En una carta enviada el miércoles a sus colegas del Senado, Sanders expresó que Estados Unidos no puede ser «cómplice de este desastre humanitario». De aprobarse, la acción obligaría a someter a votación la suspensión de las ventas de armas a Israel, aunque es poco probable que prospere.
«Gran parte de esta matanza en Gaza ha sido perpetrada con equipo militar proporcionado por Estados Unidos», escribió Sanders.
Con la guerra acercándose a su segundo año y ante la incertidumbre sobre el éxito de los esfuerzos del gobierno de Joe Biden para lograr un cese al fuego y la liberación de rehenes, las resoluciones de Sanders buscan disminuir la ofensiva israelí en Gaza.

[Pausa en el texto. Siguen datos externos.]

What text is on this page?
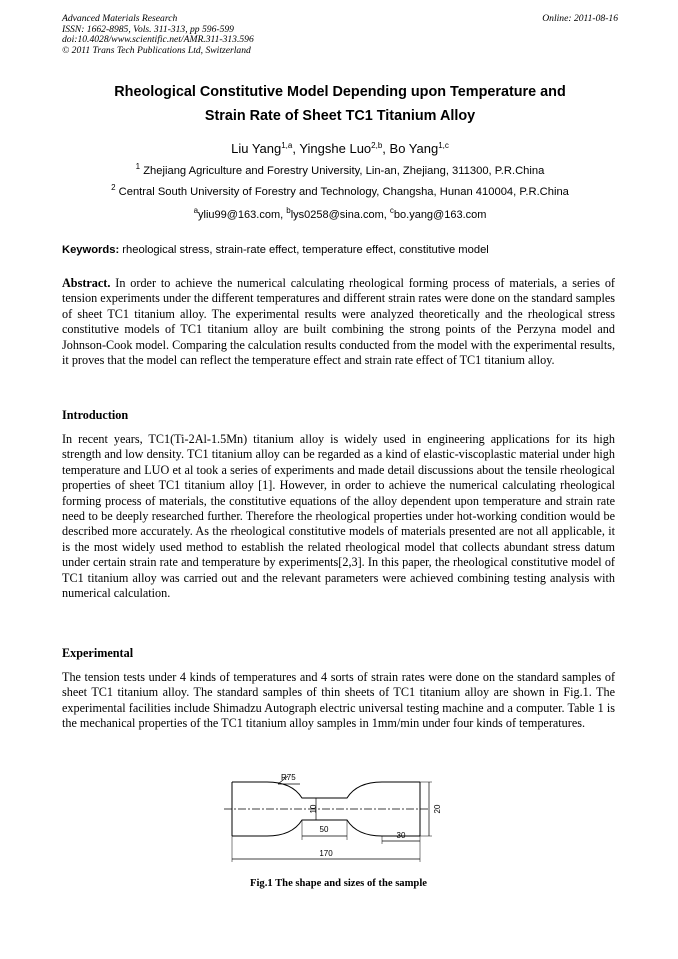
Advanced Materials Research
ISSN: 1662-8985, Vols. 311-313, pp 596-599
doi:10.4028/www.scientific.net/AMR.311-313.596
© 2011 Trans Tech Publications Ltd, Switzerland
Online: 2011-08-16
Rheological Constitutive Model Depending upon Temperature and
Strain Rate of Sheet TC1 Titanium Alloy
Liu Yang$^{1,a}$, Yingshe Luo$^{2,b}$, Bo Yang$^{1,c}$
$^1$ Zhejiang Agriculture and Forestry University, Lin-an, Zhejiang, 311300, P.R.China
$^2$ Central South University of Forestry and Technology, Changsha, Hunan 410004, P.R.China
$^a$yliu99@163.com, $^b$lys0258@sina.com, $^c$bo.yang@163.com
Keywords: rheological stress, strain-rate effect, temperature effect, constitutive model
Abstract. In order to achieve the numerical calculating rheological forming process of materials, a series of tension experiments under the different temperatures and different strain rates were done on the standard samples of sheet TC1 titanium alloy. The experimental results were analyzed theoretically and the rheological stress constitutive models of TC1 titanium alloy are built combining the strong points of the Perzyna model and Johnson-Cook model. Comparing the calculation results conducted from the model with the experimental results, it proves that the model can reflect the temperature effect and strain rate effect of TC1 titanium alloy.
Introduction
In recent years, TC1(Ti-2Al-1.5Mn) titanium alloy is widely used in engineering applications for its high strength and low density. TC1 titanium alloy can be regarded as a kind of elastic-viscoplastic material under high temperature and LUO et al took a series of experiments and made detail discussions about the tensile rheological properties of sheet TC1 titanium alloy [1]. However, in order to achieve the numerical calculating rheological forming process of materials, the constitutive equations of the alloy dependent upon temperature and strain rate need to be deeply researched further. Therefore the rheological properties under hot-working condition would be described more accurately. As the rheological constitutive models of materials presented are not all applicable, it is the most widely used method to establish the related rheological model that collects abundant stress datum under certain strain rate and temperature by experiments[2,3]. In this paper, the rheological constitutive model of TC1 titanium alloy was carried out and the relevant parameters were achieved combining testing analysis with numerical calculation.
Experimental
The tension tests under 4 kinds of temperatures and 4 sorts of strain rates were done on the standard samples of sheet TC1 titanium alloy. The standard samples of thin sheets of TC1 titanium alloy are shown in Fig.1. The experimental facilities include Shimadzu Autograph electric universal testing machine and a computer. Table 1 is the mechanical properties of the TC1 titanium alloy samples in 1mm/min under four kinds of temperatures.
R75
10	20
50
30
170
Fig.1 The shape and sizes of the sample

El conflicto ha dejado unas 41,000 personas fallecidas en Gaza, tras el ataque sorpresa de Hamás el 7 de octubre, en el que murieron unas 1,200 personas en Israel y alrededor de 250 fueron tomadas como rehenes, de los cuales unos 100 siguen cautivos.
Aunque es improbable que el Senado, dividido políticamente, apruebe las medidas, la intención de Sanders es enviar un mensaje al gobierno israelí de que su ofensiva militar está erosionando el apoyo bipartidista de Estados Unidos. Sanders señaló que está colaborando con otros senadores para impulsar estas resoluciones.
Varios demócratas prominentes del Senado han instado a la administración Biden a poner fin al conflicto entre Israel y Hamás y aliviar la crisis humanitaria, especialmente en la Franja de Gaza, donde viviendas, hospitales, escuelas y familias enteras están siendo destruidas.